A Uniformly Consistent Estimator of Causal Effects under the $k$-Triangle-Faithfulness Assumption

TL;DR

This paper introduces a new uniformly consistent estimator for causal effects that operates under the weaker k-Triangle-Faithfulness assumption, broadening applicability beyond previous assumptions.

Contribution

It presents the first estimator that is uniformly consistent under the weaker k-Triangle-Faithfulness assumption, extending causal inference methods.

Findings

Estimator is uniformly consistent under k-Triangle-Faithfulness.

Works for linear Gaussian causal structures.
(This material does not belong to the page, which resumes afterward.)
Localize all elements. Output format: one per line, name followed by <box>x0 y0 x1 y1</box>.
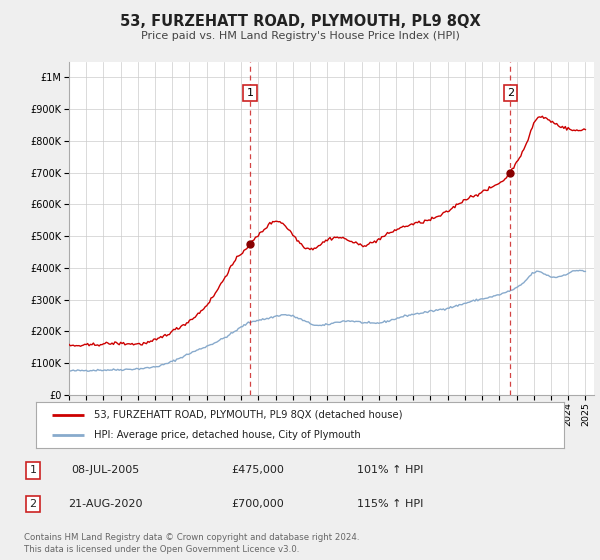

Estimates both Markov equivalence class and structural coefficients.

Abstract

Spirtes, Glymour and Scheines [Causation, Prediction, and Search (1993) Springer] described a pointwise consistent estimator of the Markov equivalence class of any causal structure that can be represented by a directed acyclic graph for any parametric family with a uniformly consistent test of conditional independence, under the Causal Markov and Causal Faithfulness assumptions. Robins et al. [Biometrika 90 (2003) 491-515], however, proved that there are no uniformly consistent estimators of Markov equivalence classes of causal structures under those assumptions. Subsequently, Kalisch and B\"{u}hlmann [J. Mach. Learn. Res. 8 (2007) 613-636] described a uniformly consistent estimator of the Markov equivalence class of a linear Gaussian causal structure under the Causal Markov and Strong Causal Faithfulness assumptions. However, the Strong Faithfulness assumption may be false with high probability in many domains. We describe a uniformly consistent estimator of both the Markov equivalence class of a linear Gaussian causal structure and the identifiable structural coefficients in the Markov equivalence class under the Causal Markov assumption and the considerably weaker k-Triangle-Faithfulness assumption.